Oil Wars, Weapons & Africom Fueling Somalia Crisis

Discover the untold truth behind US military presence in Somalia, its impact on the region, and the strategic interests at play in Mnar Adley and Alan Macleod’s eye-opening interview with journalist Ann Garrison.

The House just voted to keep 900 troops in Somalia. Somalia represents another forever war & drone war that fuels the military-industrial complex under the guise of fighting the war on terror. US weapons and presence here is only exacerbating the violence and giving strength to the very “terror” the US claims to be fighting.

Located in the strategic Horn of Africa, Somalia not only has the longest coastline in Africa, but perhaps the world’s largest untapped coastal oil reserves.
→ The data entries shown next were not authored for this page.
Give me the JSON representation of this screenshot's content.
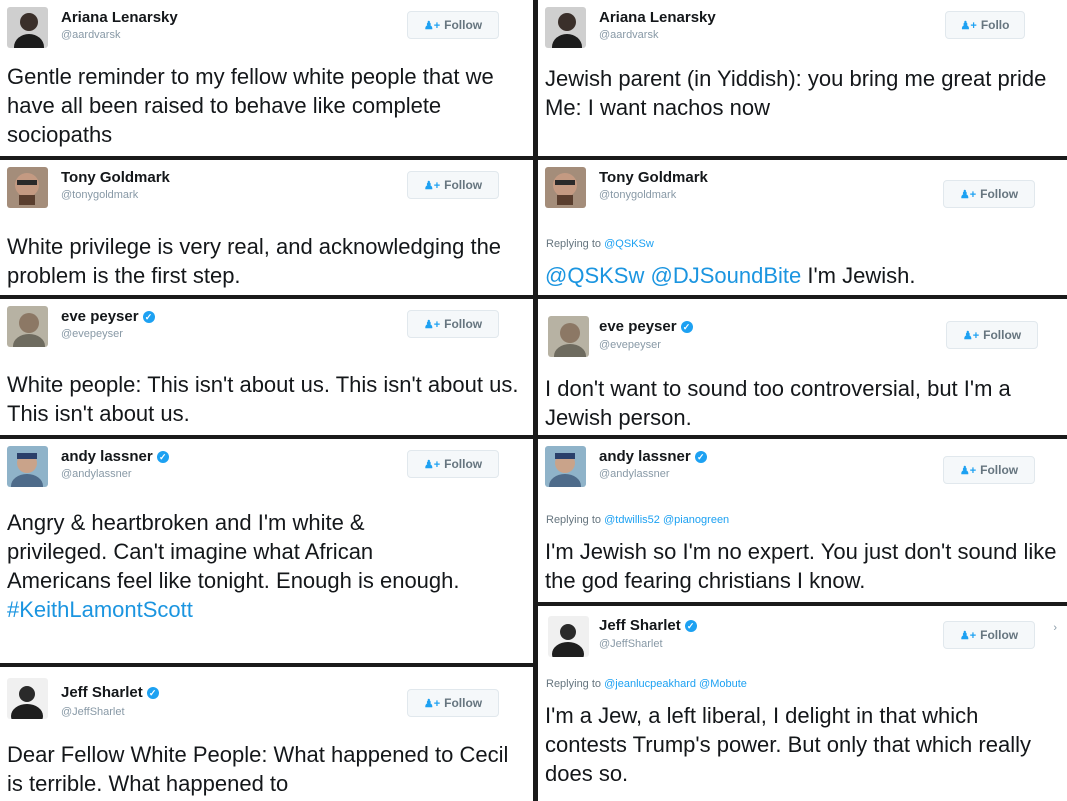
{
  "follow_label": "Follow",
  "reply_prefix": "Replying to",
  "left": [
    {
      "name": "Ariana Lenarsky",
      "handle": "@aardvarsk",
      "verified": false,
      "text": "Gentle reminder to my fellow white people that we have all been raised to behave like complete sociopaths"
    },
    {
      "name": "Tony Goldmark",
      "handle": "@tonygoldmark",
      "verified": false,
      "text": "White privilege is very real, and acknowledging the problem is the first step."
    },
    {
      "name": "eve peyser",
      "handle": "@evepeyser",
      "verified": true,
      "text": "White people: This isn't about us. This isn't about us. This isn't about us."
    },
    {
      "name": "andy lassner",
      "handle": "@andylassner",
      "verified": true,
      "text": "Angry & heartbroken and I'm white & privileged. Can't imagine what African Americans feel like tonight. Enough is enough.",
      "hashtag": "#KeithLamontScott"
    },
    {
      "name": "Jeff Sharlet",
      "handle": "@JeffSharlet",
      "verified": true,
      "text": "Dear Fellow White People: What happened to Cecil is terrible. What happened to"
    }
  ],
  "right": [
    {
      "name": "Ariana Lenarsky",
      "handle": "@aardvarsk",
      "verified": false,
      "text": "Jewish parent (in Yiddish): you bring me great pride\nMe: I want nachos now",
      "follow_label": "Follo"
    },
    {
      "name": "Tony Goldmark",
      "handle": "@tonygoldmark",
      "verified": false,
      "reply_to": "@QSKSw",
      "mention_1": "@QSKSw",
      "mention_2": "@DJSoundBite",
      "text": " I'm Jewish."
    },
    {
      "name": "eve peyser",
      "handle": "@evepeyser",
      "verified": true,
      "text": "I don't want to sound too controversial, but I'm a Jewish person."
    },
    {
      "name": "andy lassner",
      "handle": "@andylassner",
      "verified": true,
      "reply_to": "@tdwillis52 @pianogreen",
      "text": "I'm Jewish so I'm no expert. You just don't sound like the god fearing christians I know."
    },
    {
      "name": "Jeff Sharlet",
      "handle": "@JeffSharlet",
      "verified": true,
      "reply_to": "@jeanlucpeakhard @Mobute",
      "text": "I'm a Jew, a left liberal, I delight in that which contests Trump's power. But only that which really does so."
    }
  ]
}
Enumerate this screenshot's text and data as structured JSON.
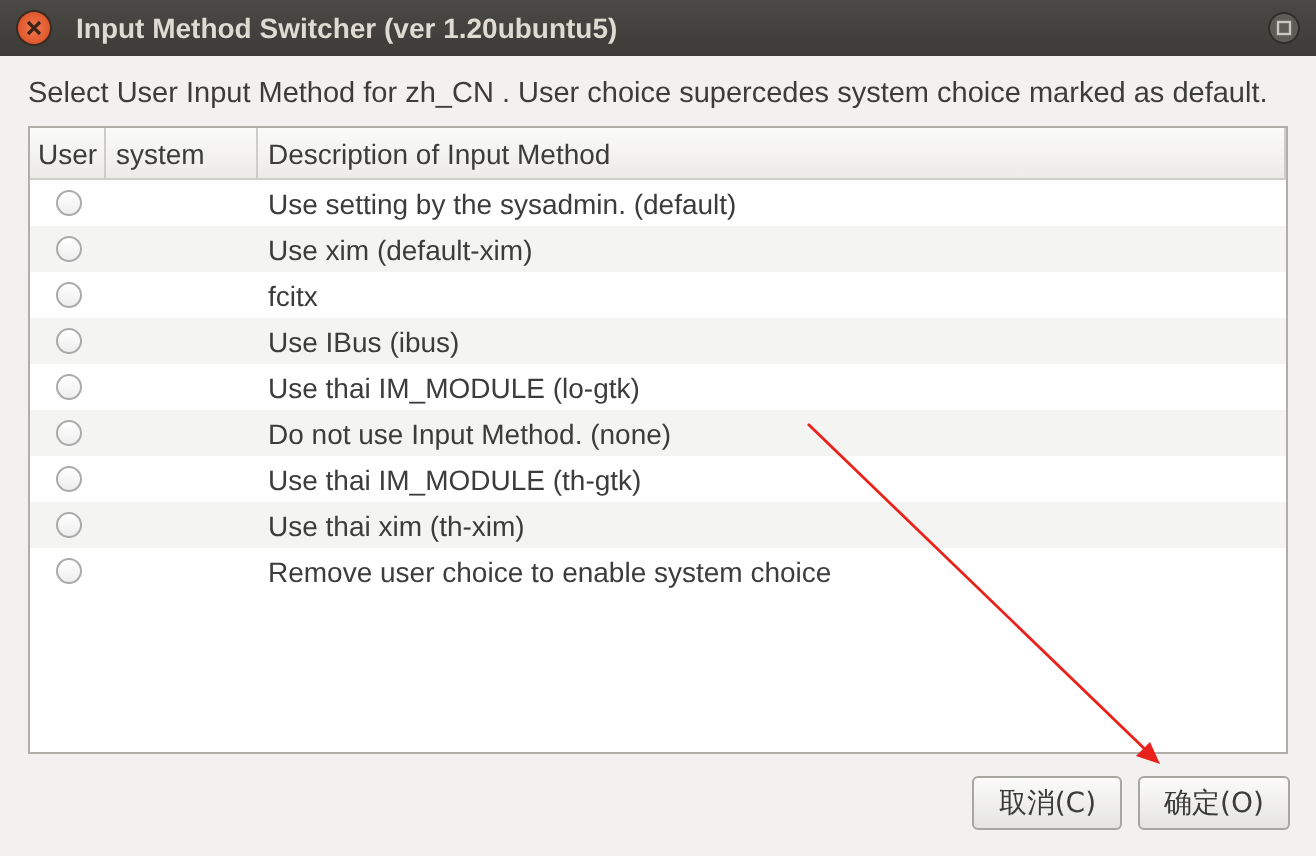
{
  "window": {
    "title": "Input Method Switcher (ver 1.20ubuntu5)"
  },
  "instruction": "Select User Input Method for zh_CN . User choice supercedes system choice marked as default.",
  "table": {
    "columns": [
      "User",
      "system",
      "Description of Input Method"
    ],
    "rows": [
      {
        "user_selected": false,
        "description": "Use setting by the sysadmin. (default)"
      },
      {
        "user_selected": false,
        "description": "Use xim (default-xim)"
      },
      {
        "user_selected": false,
        "description": "fcitx"
      },
      {
        "user_selected": false,
        "description": "Use IBus (ibus)"
      },
      {
        "user_selected": false,
        "description": "Use thai IM_MODULE (lo-gtk)"
      },
      {
        "user_selected": false,
        "description": "Do not use Input Method. (none)"
      },
      {
        "user_selected": false,
        "description": "Use thai IM_MODULE (th-gtk)"
      },
      {
        "user_selected": false,
        "description": "Use thai xim (th-xim)"
      },
      {
        "user_selected": false,
        "description": "Remove user choice to enable system choice"
      }
    ]
  },
  "buttons": [
    "取消(C)",
    "确定(O)"
  ]
}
In 2021, the Somali government signed a $7 million oil exploration deal with the Houston, Texas-based company, Coastline.
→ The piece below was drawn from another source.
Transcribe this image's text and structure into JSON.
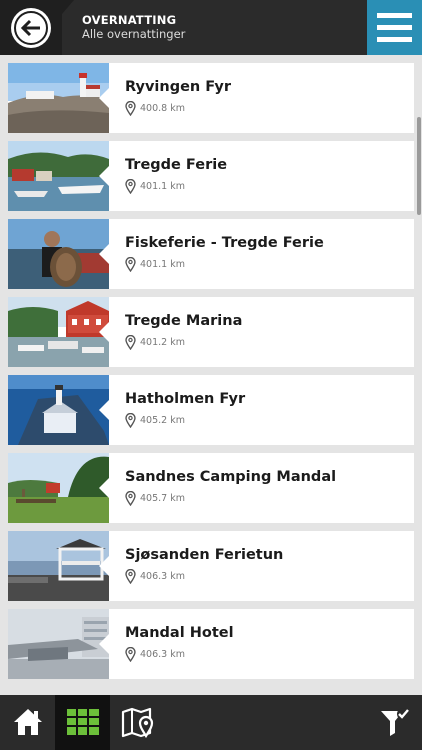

Yet our guest today states that U.S. boots on the ground in Somalia are doing nothing but serving as a recruiting tool for jihadists, their presence provoking widespread resentment among the people of the resource-rich but war-torn African nation.

Ann Garrison is a journalist and a contributing editor to The Black Agenda Report. You can also find her at The Grayzone and on Pacifica Radio. Her latest article, “Ilhan Omar Voted to Withdraw from Somalia, but She’s No Anti-Imperialist,” assesses the Minnesota Congresswoman’s record on opposing U.S. actions in the Horn of Africa.

Garrison notes that Washington has little interest in genuinely opposing radical jihadist groups in the region and is instead focused on maintaining control of a strategically important part of the world. Somalia sits on the Red Sea, across a narrow strait from Saudi Arabia and Yemen. Around 40% of world seaborne trade passes by its waters on the way to or from the Suez Canal. Moreover, the nation is believed to possess over 100 billion barrels of untapped offshore oil reserves. “Securing African resources is an existential imperative” for the U.S., Garrison said.

America’s Half a Century of War in Somalia Comes to an End. Sort Of

The United States has spent the past decade bullying and intimidating countries in North East Africa. From the bombing of Libya and the overthrow of Muammar Gaddafi in 2011 to its attempts to isolate Eritrea economically and politically to bombing Somalia and supporting the insurgency of the Tigrayan People’s Liberation Front against Ethiopia, Washington’s actions have led many in the region to sour on the United States altogether.

Into this void has stepped China and, to a lesser extent, Russia. Massive Chinese infrastructure projects are everywhere in the region, as Chinese companies build railways, hospitals, schools and roads. African countries have, by and large, also refused to follow the U.S. line on the Ukraine War, instead opting to stay neutral rather than condemn and oppose Moscow. The U.S. has attempted to push China out of the region, but, as Garrison said, “China isn’t going anywhere.” And while Western analysts constantly warn of Chinese “debt trap diplomacy,” working with Beijing does not entail the risk of coups, wars, sanctions or invasions, as dealing with the West does. Thus, Garrison argues, the United States has already “shot itself in the foot” when it comes to Africa.

While Garrison welcomed the campaign led by Florida Republican Matt Gaetz to get everyone in Congress on record as to whether they support or oppose ending the seemingly endless war in Somalia, she cautioned that Gaetz is not a committed anti-imperialist, but a strong China hawk, and sees U.S. conflicts like the one in Somalia as a sideshow to the real showdown against Beijing.